There are variations on the theme that leave the first pole in place and alternate the second two as long as you can. This does reduce compound errors somewhat.

Another way is to buy a feckin GPS! Take areading at all three sites and plot them on some graph paper. If you can draw a straight line through them then you're not doing too badly.

To be sure you need to apply lots of line-bending (and mind bending) maths to the points to get lines on the Earth's surface etc, but over very short distances this shouldn't be a major concern. Many people draw a line on a map with a permanent marker and say that sites beneath the scaled 400m wide line are in an alignment, so a little calc error isn't that important.

Did they have graph paper in the Neolithic?

It seems logical (possibly) to line up things that are intervisible.. but things that are over hills? well I suppose you might want to.
Also a stone circle would be more Bronze Age, wouldn't it? Whereas Silbury and the Sanctuary are they not older? Not that you can't line things up that aren't contemporary of course.
Don't know what I'm getting at really, just I would feel cautious I suppose.

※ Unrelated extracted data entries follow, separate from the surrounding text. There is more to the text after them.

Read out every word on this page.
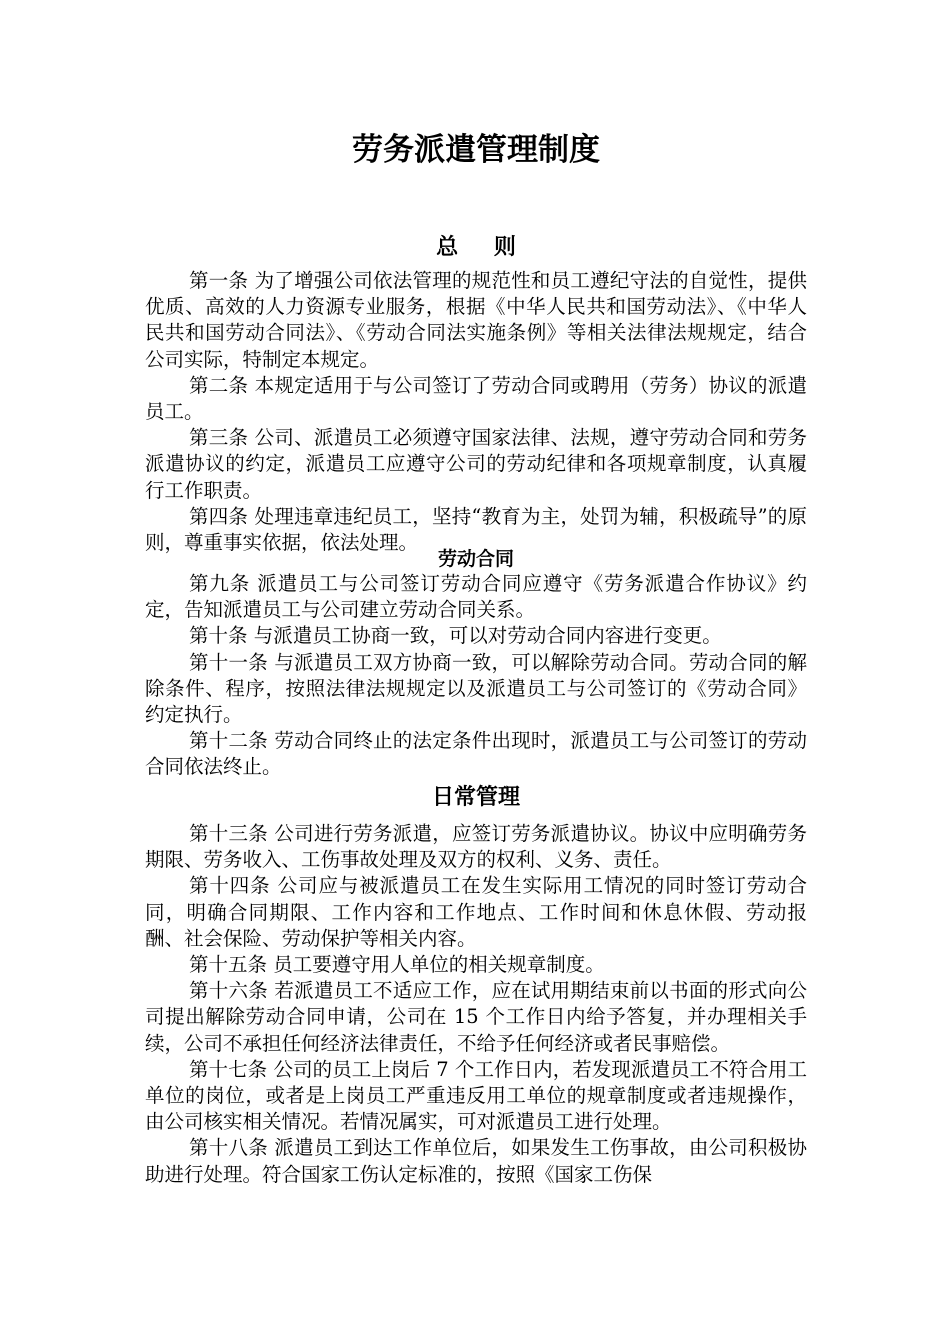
劳务派遣管理制度
总 则

第一条 为了增强公司依法管理的规范性和员工遵纪守法的自觉性，提供优质、高效的人力资源专业服务，根据《中华人民共和国劳动法》、《中华人民共和国劳动合同法》、《劳动合同法实施条例》等相关法律法规规定，结合公司实际，特制定本规定。

第二条 本规定适用于与公司签订了劳动合同或聘用（劳务）协议的派遣员工。

第三条 公司、派遣员工必须遵守国家法律、法规，遵守劳动合同和劳务派遣协议的约定，派遣员工应遵守公司的劳动纪律和各项规章制度，认真履行工作职责。

第四条 处理违章违纪员工，坚持“教育为主，处罚为辅，积极疏导”的原则，尊重事实依据，依法处理。

劳动合同

第九条 派遣员工与公司签订劳动合同应遵守《劳务派遣合作协议》约定，告知派遣员工与公司建立劳动合同关系。

第十条 与派遣员工协商一致，可以对劳动合同内容进行变更。

第十一条 与派遣员工双方协商一致，可以解除劳动合同。劳动合同的解除条件、程序，按照法律法规规定以及派遣员工与公司签订的《劳动合同》约定执行。

第十二条 劳动合同终止的法定条件出现时，派遣员工与公司签订的劳动合同依法终止。

日常管理

第十三条 公司进行劳务派遣，应签订劳务派遣协议。协议中应明确劳务期限、劳务收入、工伤事故处理及双方的权利、义务、责任。

第十四条 公司应与被派遣员工在发生实际用工情况的同时签订劳动合同，明确合同期限、工作内容和工作地点、工作时间和休息休假、劳动报酬、社会保险、劳动保护等相关内容。

第十五条 员工要遵守用人单位的相关规章制度。

第十六条 若派遣员工不适应工作，应在试用期结束前以书面的形式向公司提出解除劳动合同申请，公司在 15 个工作日内给予答复，并办理相关手续，公司不承担任何经济法律责任，不给予任何经济或者民事赔偿。

第十七条 公司的员工上岗后 7 个工作日内，若发现派遣员工不符合用工单位的岗位，或者是上岗员工严重违反用工单位的规章制度或者违规操作，由公司核实相关情况。若情况属实，可对派遣员工进行处理。

第十八条 派遣员工到达工作单位后，如果发生工伤事故，由公司积极协助进行处理。符合国家工伤认定标准的，按照《国家工伤保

And I'm waiting for the L word to come up probably.

"Another way is to buy a feckin GPS! Take areading at all three sites and plot them on some graph paper. If you can draw a straight line through them then you're not doing too badly."

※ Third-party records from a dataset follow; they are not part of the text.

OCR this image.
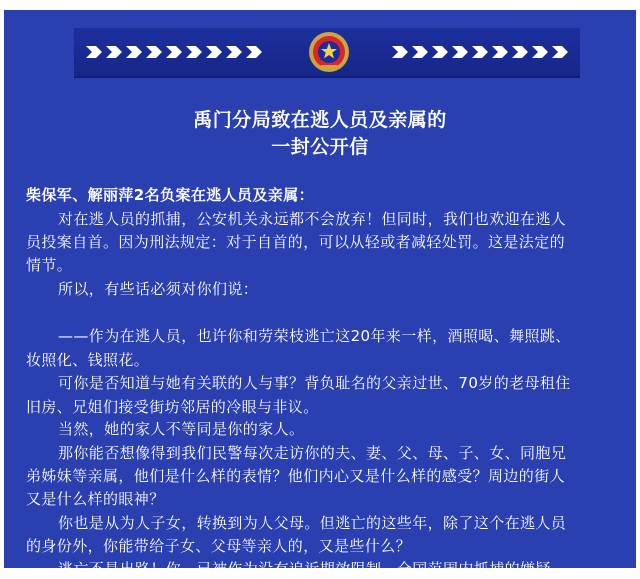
禹门分局致在逃人员及亲属的
一封公开信
柴保军、解丽萍2名负案在逃人员及亲属：
对在逃人员的抓捕，公安机关永远都不会放弃！但同时，我们也欢迎在逃人
员投案自首。因为刑法规定：对于自首的，可以从轻或者减轻处罚。这是法定的
情节。
所以，有些话必须对你们说：
——作为在逃人员，也许你和劳荣枝逃亡这20年来一样，酒照喝、舞照跳、
妆照化、钱照花。
可你是否知道与她有关联的人与事？背负耻名的父亲过世、70岁的老母租住
旧房、兄姐们接受街坊邻居的冷眼与非议。
当然，她的家人不等同是你的家人。
那你能否想像得到我们民警每次走访你的夫、妻、父、母、子、女、同胞兄
弟姊妹等亲属，他们是什么样的表情？他们内心又是什么样的感受？周边的街人
又是什么样的眼神？
你也是从为人子女，转换到为人父母。但逃亡的这些年，除了这个在逃人员
的身份外，你能带给子女、父母等亲人的，又是些什么？
逃亡不是出路！你，已被作为没有追诉期效限制、全国范围内抓捕的嫌疑
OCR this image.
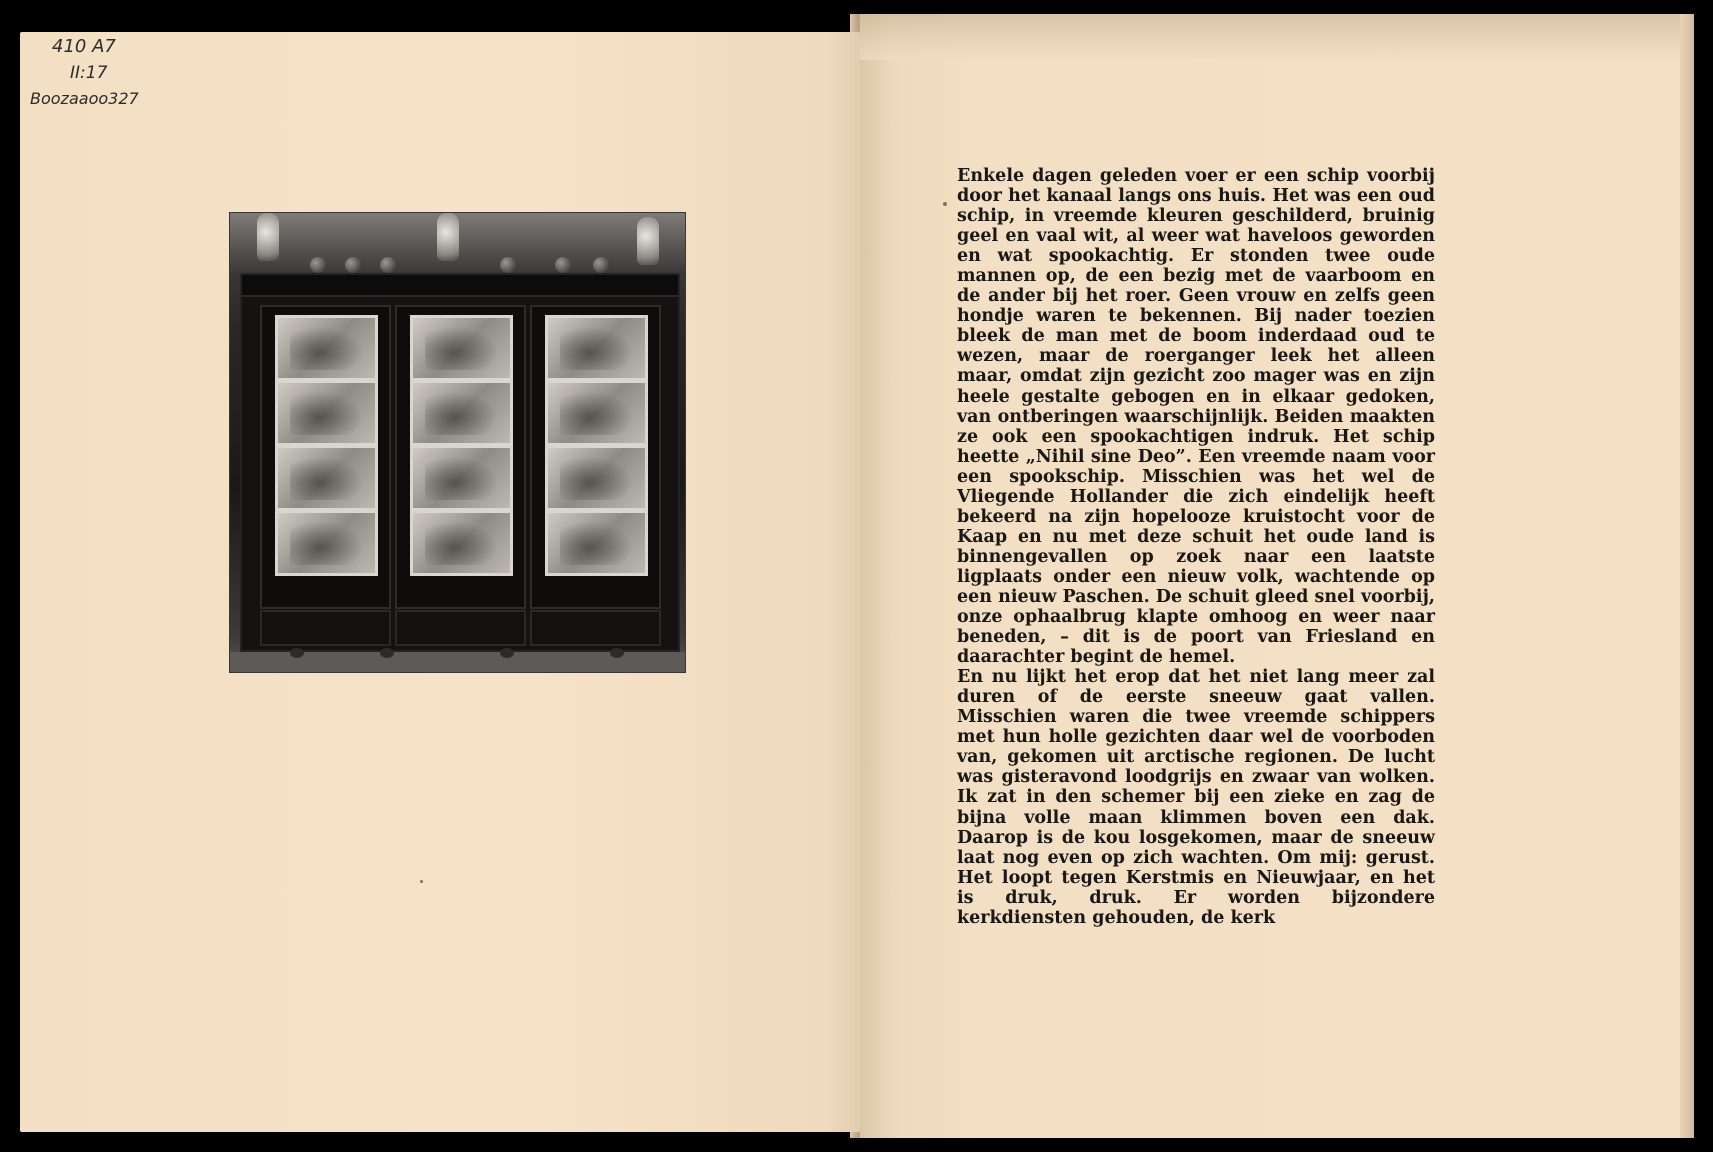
410 A7
II:17
Boozaaoo327
Enkele dagen geleden voer er een schip voorbij door het kanaal langs ons huis. Het was een oud schip, in vreemde kleuren geschilderd, bruinig geel en vaal wit, al weer wat haveloos geworden en wat spookachtig. Er stonden twee oude mannen op, de een bezig met de vaarboom en de ander bij het roer. Geen vrouw en zelfs geen hondje waren te bekennen. Bij nader toezien bleek de man met de boom inderdaad oud te wezen, maar de roerganger leek het alleen maar, omdat zijn gezicht zoo mager was en zijn heele gestalte gebogen en in elkaar gedoken, van ontberingen waarschijnlijk. Beiden maakten ze ook een spookachtigen indruk. Het schip heette „Nihil sine Deo”. Een vreemde naam voor een spookschip. Misschien was het wel de Vliegende Hollander die zich eindelijk heeft bekeerd na zijn hopelooze kruistocht voor de Kaap en nu met deze schuit het oude land is binnengevallen op zoek naar een laatste ligplaats onder een nieuw volk, wachtende op een nieuw Paschen. De schuit gleed snel voorbij, onze ophaalbrug klapte omhoog en weer naar beneden, – dit is de poort van Friesland en daarachter begint de hemel.
En nu lijkt het erop dat het niet lang meer zal duren of de eerste sneeuw gaat vallen. Misschien waren die twee vreemde schippers met hun holle gezichten daar wel de voorboden van, gekomen uit arctische regionen. De lucht was gisteravond loodgrijs en zwaar van wolken. Ik zat in den schemer bij een zieke en zag de bijna volle maan klimmen boven een dak. Daarop is de kou losgekomen, maar de sneeuw laat nog even op zich wachten. Om mij: gerust. Het loopt tegen Kerstmis en Nieuwjaar, en het is druk, druk. Er worden bijzondere kerkdiensten gehouden, de kerk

I doubt whether prehistoric man had access to graph paper let alone GPS!

Talking about lining things up over hills, isn't it remarkable that the Egyptians managed to square the base of the Great Pyramid to within a few centimetres with a feckin great natural rock outcrop right in the middle, making it impossible to check the diagonals by direct measurement. I reckon they must have used radial distances from a pole on top of the hill on the basis that if each corner is the same distance from the top of the pole and all the sides are equal they must form a square. Actually it's the first time I've thought about this, but the method effectively constructs a "string" pyramid and that would be a fairly logical way to go about the task for somebody whose purpose is to build a pyramid.